Fast-moving consumer goods or FMCG as we call it is the fastest and most powerful sector in the Indian economy. It is the driving force behind the current consumption based Indian sales.
In that sector, a major shareholder is the Biscuit Industry. They have an approximately ₹ 35000 crore value and play the role of a protagonist in the consumption sector. Companies like Britannia, ITC, and Parle control 69% of this market.
So now, imagine, if this branch of the FMCG sector drops its sales by just 1 percent points, that’s a ₹350 crore loss, in an instant.
The ‘not-so-expected’ reason!
The leaders of various top Biscuit companies are currently blaming the GST tax regime and the advantage it is bestowing upon small and local biscuit manufacturers and sellers. Also, how local sellers would prefer high margin non-branded products over branded ones when it comes to selling at their shops and hence not allowing the big brands to target their rural/local consumer base.
Basically, they are what could be called a low-cost, high retail and high-profit alternative to the products of big brands like Britannia and Parle. “Many players are not tax-compliant and have a low operating cost which helps give high margins to retailers who push brands mostly in rural areas”, said Mayank Shah, category head, Parle products.

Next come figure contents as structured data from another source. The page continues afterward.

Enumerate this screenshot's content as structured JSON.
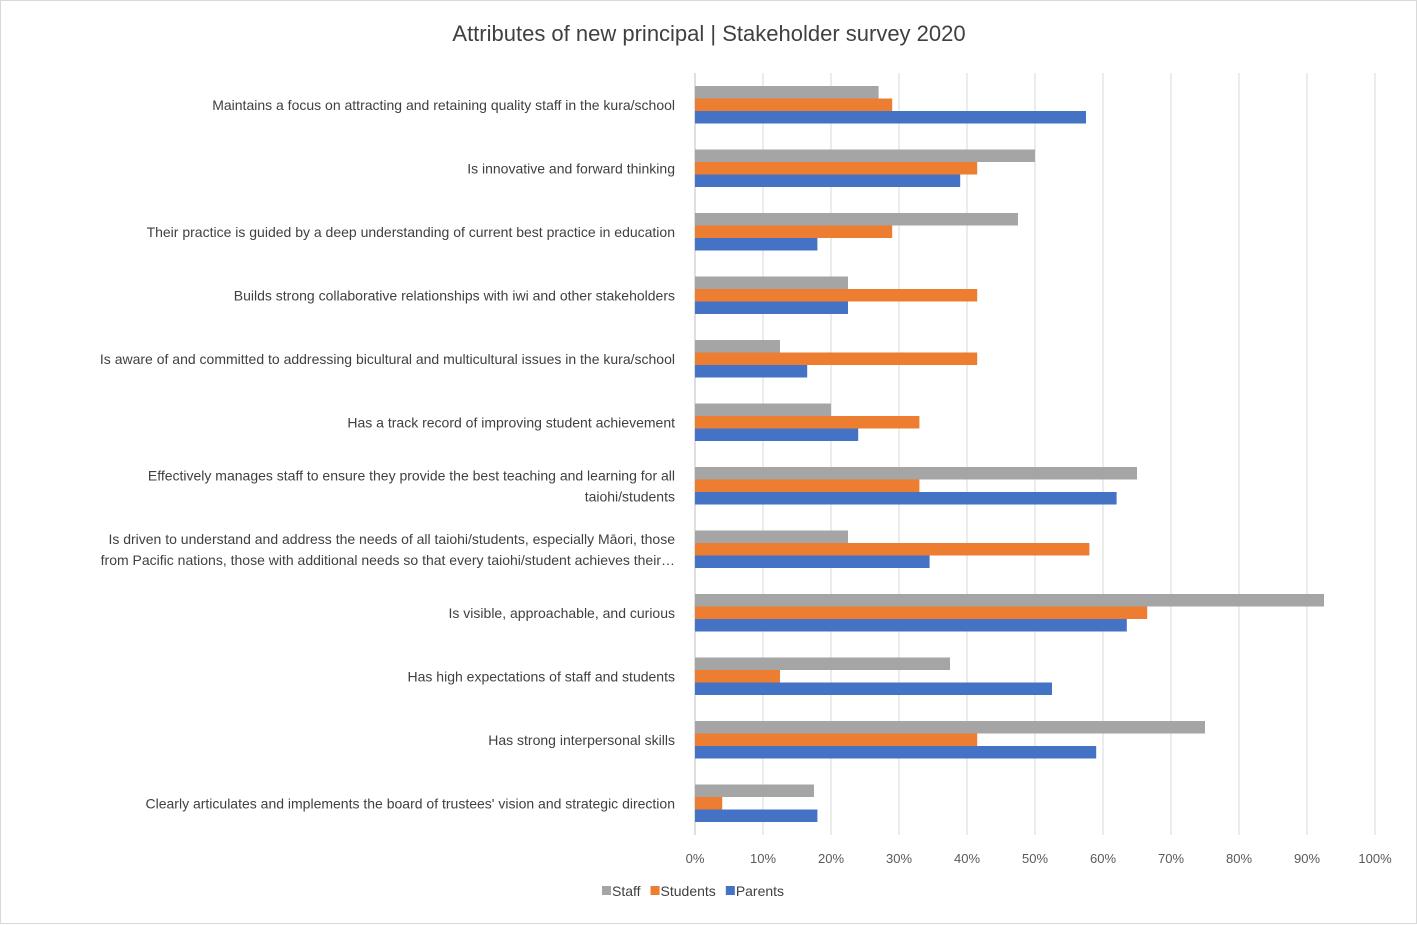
{
  "chart_data": {
    "type": "bar",
    "orientation": "horizontal",
    "title": "Attributes of new principal | Stakeholder survey 2020",
    "categories": [
      [
        "Maintains a focus on attracting and retaining quality staff in the kura/school"
      ],
      [
        "Is innovative and forward thinking"
      ],
      [
        "Their practice is guided by a deep understanding of current best practice in education"
      ],
      [
        "Builds strong collaborative relationships with iwi and other stakeholders"
      ],
      [
        "Is aware of and committed to addressing bicultural and multicultural issues in the kura/school"
      ],
      [
        "Has a track record of improving student achievement"
      ],
      [
        "Effectively manages staff to ensure they provide the best teaching and learning for all",
        "taiohi/students"
      ],
      [
        "Is driven to understand and address the needs of all taiohi/students, especially Māori, those",
        "from Pacific nations, those with additional needs so that every taiohi/student achieves their…"
      ],
      [
        "Is visible, approachable, and curious"
      ],
      [
        "Has high expectations of staff and students"
      ],
      [
        "Has strong interpersonal skills"
      ],
      [
        "Clearly articulates and implements the board of trustees' vision and strategic direction"
      ]
    ],
    "series": [
      {
        "name": "Staff",
        "color": "#a5a5a5",
        "values": [
          27,
          50,
          47.5,
          22.5,
          12.5,
          20,
          65,
          22.5,
          92.5,
          37.5,
          75,
          17.5
        ]
      },
      {
        "name": "Students",
        "color": "#ed7d31",
        "values": [
          29,
          41.5,
          29,
          41.5,
          41.5,
          33,
          33,
          58,
          66.5,
          12.5,
          41.5,
          4
        ]
      },
      {
        "name": "Parents",
        "color": "#4472c4",
        "values": [
          57.5,
          39,
          18,
          22.5,
          16.5,
          24,
          62,
          34.5,
          63.5,
          52.5,
          59,
          18
        ]
      }
    ],
    "xlim": [
      0,
      100
    ],
    "xticks": [
      "0%",
      "10%",
      "20%",
      "30%",
      "40%",
      "50%",
      "60%",
      "70%",
      "80%",
      "90%",
      "100%"
    ],
    "grid": true,
    "legend_position": "bottom",
    "gridline_color": "#d9d9d9"
  }
}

What is the current GST structure?
The Biscuit Industry falls under the 18% slab of the GST regime. This not only increases the cost of the product but also increases tax regime, compliance costs and in this case, difficulty in competing with local sellers. Mayank Shah is one of the many who is looking for a tax cut to help the industry.

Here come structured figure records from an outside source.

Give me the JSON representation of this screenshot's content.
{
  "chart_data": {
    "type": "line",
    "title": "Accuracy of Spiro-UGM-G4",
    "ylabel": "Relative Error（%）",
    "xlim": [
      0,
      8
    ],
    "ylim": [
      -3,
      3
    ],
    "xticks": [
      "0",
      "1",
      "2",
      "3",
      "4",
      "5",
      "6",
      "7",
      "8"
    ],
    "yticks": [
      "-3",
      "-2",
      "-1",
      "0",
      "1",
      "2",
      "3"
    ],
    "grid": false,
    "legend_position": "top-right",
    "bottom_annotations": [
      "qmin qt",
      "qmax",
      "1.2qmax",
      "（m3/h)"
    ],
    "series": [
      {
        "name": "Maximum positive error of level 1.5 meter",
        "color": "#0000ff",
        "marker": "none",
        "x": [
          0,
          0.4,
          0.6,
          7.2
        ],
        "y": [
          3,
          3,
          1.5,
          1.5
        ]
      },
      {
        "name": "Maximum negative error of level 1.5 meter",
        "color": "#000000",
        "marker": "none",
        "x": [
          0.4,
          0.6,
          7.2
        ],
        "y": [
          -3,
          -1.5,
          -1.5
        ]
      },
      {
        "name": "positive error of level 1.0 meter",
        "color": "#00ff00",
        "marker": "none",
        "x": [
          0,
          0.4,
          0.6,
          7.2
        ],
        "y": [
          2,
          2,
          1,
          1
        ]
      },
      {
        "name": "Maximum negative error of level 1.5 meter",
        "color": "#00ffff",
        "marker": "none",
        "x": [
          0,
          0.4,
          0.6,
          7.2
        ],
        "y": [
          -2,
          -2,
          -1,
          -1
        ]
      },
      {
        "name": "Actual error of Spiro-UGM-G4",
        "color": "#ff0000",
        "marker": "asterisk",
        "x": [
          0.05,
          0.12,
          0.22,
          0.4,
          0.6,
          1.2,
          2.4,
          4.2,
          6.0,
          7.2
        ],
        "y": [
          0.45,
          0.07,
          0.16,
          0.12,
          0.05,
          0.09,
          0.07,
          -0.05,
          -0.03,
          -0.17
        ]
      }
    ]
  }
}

“Biscuits are a staple and the most basic packaged food products in the country. Rate should be reduced to 12% so that it can be effectively passed through price-cuts, which in turn, will boost consumption and make it level playing field,” said Varun Berry, managing director at Britannia Industries, the country’s largest biscuit maker.

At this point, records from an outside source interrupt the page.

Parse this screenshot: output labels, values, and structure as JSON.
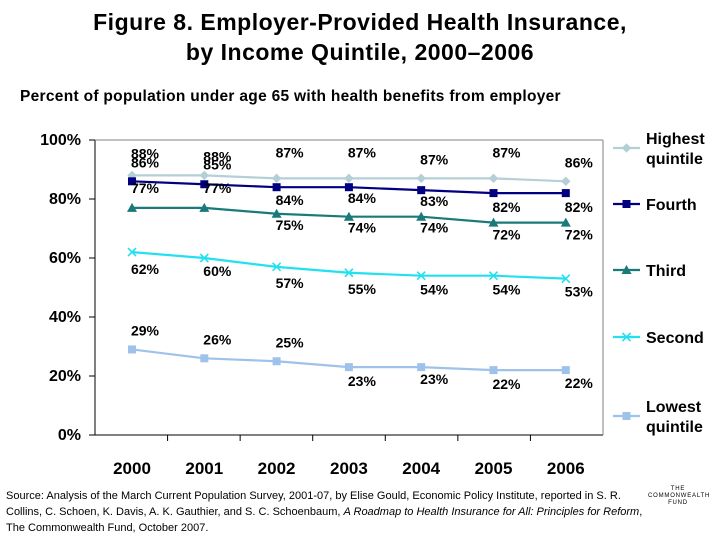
{
  "header": {
    "title_line1": "Figure 8. Employer-Provided Health Insurance,",
    "title_line2": "by Income Quintile, 2000–2006",
    "subtitle": "Percent of population under age 65 with health benefits from employer"
  },
  "chart_data": {
    "type": "line",
    "title": "Figure 8. Employer-Provided Health Insurance, by Income Quintile, 2000–2006",
    "subtitle": "Percent of population under age 65 with health benefits from employer",
    "xlabel": "",
    "ylabel": "",
    "ylim": [
      0,
      100
    ],
    "y_ticks": [
      "0%",
      "20%",
      "40%",
      "60%",
      "80%",
      "100%"
    ],
    "y_tick_values": [
      0,
      20,
      40,
      60,
      80,
      100
    ],
    "categories": [
      "2000",
      "2001",
      "2002",
      "2003",
      "2004",
      "2005",
      "2006"
    ],
    "grid": false,
    "legend_position": "right",
    "series": [
      {
        "name": "Highest quintile",
        "legend_lines": [
          "Highest",
          "quintile"
        ],
        "marker": "diamond",
        "color": "#b4cfd6",
        "values": [
          88,
          88,
          87,
          87,
          87,
          87,
          86
        ],
        "labels": [
          "88%",
          "88%",
          "87%",
          "87%",
          "87%",
          "87%",
          "86%"
        ]
      },
      {
        "name": "Fourth",
        "legend_lines": [
          "Fourth"
        ],
        "marker": "square",
        "color": "#000080",
        "values": [
          86,
          85,
          84,
          84,
          83,
          82,
          82
        ],
        "labels": [
          "86%",
          "85%",
          "84%",
          "84%",
          "83%",
          "82%",
          "82%"
        ]
      },
      {
        "name": "Third",
        "legend_lines": [
          "Third"
        ],
        "marker": "triangle",
        "color": "#1a7a7a",
        "values": [
          77,
          77,
          75,
          74,
          74,
          72,
          72
        ],
        "labels": [
          "77%",
          "77%",
          "75%",
          "74%",
          "74%",
          "72%",
          "72%"
        ]
      },
      {
        "name": "Second",
        "legend_lines": [
          "Second"
        ],
        "marker": "x",
        "color": "#22e0f0",
        "values": [
          62,
          60,
          57,
          55,
          54,
          54,
          53
        ],
        "labels": [
          "62%",
          "60%",
          "57%",
          "55%",
          "54%",
          "54%",
          "53%"
        ]
      },
      {
        "name": "Lowest quintile",
        "legend_lines": [
          "Lowest",
          "quintile"
        ],
        "marker": "square",
        "color": "#9fc2ea",
        "values": [
          29,
          26,
          25,
          23,
          23,
          22,
          22
        ],
        "labels": [
          "29%",
          "26%",
          "25%",
          "23%",
          "23%",
          "22%",
          "22%"
        ]
      }
    ]
  },
  "footer": {
    "source_plain": "Source: Analysis of the March Current Population Survey, 2001-07, by Elise Gould, Economic Policy Institute, reported in S. R. Collins, C. Schoen, K. Davis, A. K. Gauthier, and S. C. Schoenbaum, ",
    "source_italic": "A Roadmap to Health Insurance for All: Principles for Reform",
    "source_end": ", The Commonwealth Fund, October 2007.",
    "logo_lines": [
      "THE",
      "COMMONWEALTH",
      "FUND"
    ]
  }
}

The Biscuit Industry has been seeing a weak growth rate recently. Contrary to popular belief, about the positive impacts of GST and easing tax burden, the industry grew by 12% last year which is slower than the 14% in the year before. Moreover, the problem is not only in this industry. Various local producers with unbranded and loose packaging have been eating away at the sales of vast spread, high output and employment generating branded companies. Sectors like Tea, detergents, soaps, and Biscuits seem to be the starting targets.